La Imprenta (21), in a restored printing press building at Calle Mercaderes 208, is a good state-run restaurant in Old Havana serving up ceviche, sandwiches and tapas from 11am.

Window shopping

The daily Plaza de Armas (7) book and curios market is perfect browsing ground. Posters and souvenirs can be bought at the Museo de Bellas Artes shop (22) at Calle Trocadero between Zulueta and Monserrate (closes 2pm Sundays). Head to the Hotel Conde de Villanueva at Calle Mercaderes for your authentic smokes at the on-site La Casa del Habano (23).

Take a ride

Mastering how to hail the collective classic car taxis (almendrones) that follow set routes in the city is a must.

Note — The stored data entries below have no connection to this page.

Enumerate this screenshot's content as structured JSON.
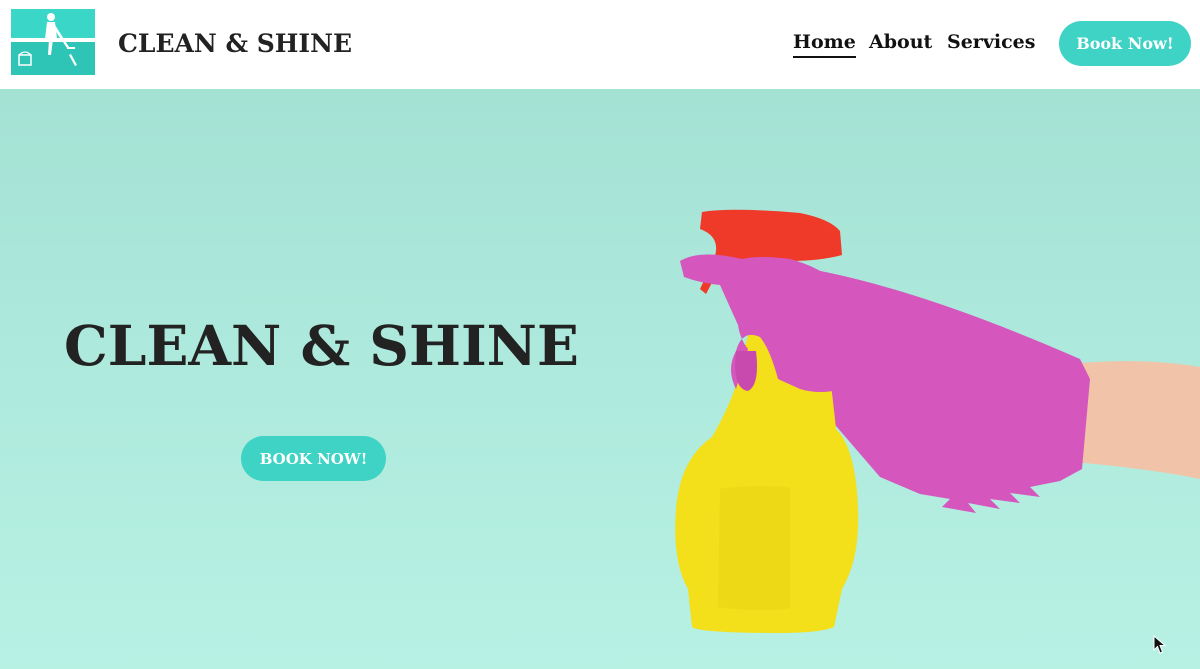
{
  "header": {
    "brand": "CLEAN & SHINE",
    "logo_icon": "cleaning-person-logo-icon",
    "nav": {
      "home": "Home",
      "about": "About",
      "services": "Services"
    },
    "cta_label": "Book Now!"
  },
  "hero": {
    "title": "CLEAN & SHINE",
    "cta_label": "BOOK NOW!",
    "image_icon": "spray-bottle-glove-photo"
  },
  "colors": {
    "accent": "#3fd3c5",
    "hero_background": "#ade9dc",
    "glove": "#d859c0",
    "bottle": "#f5e21c",
    "trigger": "#f03a2a",
    "text": "#222222"
  }
}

From the corner of Calle Neptuno and Consulado (24) in Centro, take a classic car out to Vedado via Calle Línea or Avenida 23 for 10 local Cuban pesos (10 CUP/25p). Common routes go via Avenida 3 in Miramar ("por tercera") or by Avenida 31 ("por treinta y uno").

Walk in the park

Walk among the illustrious dead at the Cementerio San Cristóbal (25) at Avenida Zapata and Calle 12 in Vedado (CUC5/ £3). The guided tour (CUC1/60p) will show you the highlights, but also ask to see the exquisite gold mosaic mural by René Portocarrero inside the tomb of the Raúl de Zárraga family.

Icing on the cake

Havana isn't all mojitos and daiquiris. The Factoría Plaza Vieja (26) in the Old Town on Calle San Ignacio (00 537 866 4453) is a drinking hotspot where beer is brewed on the premises.

For local flavour, head to the Malecón from dusk with a bottle of rum, to meet hundreds of locals flirting, fishing and lolling about on what is colloquially called "Havana's sofa".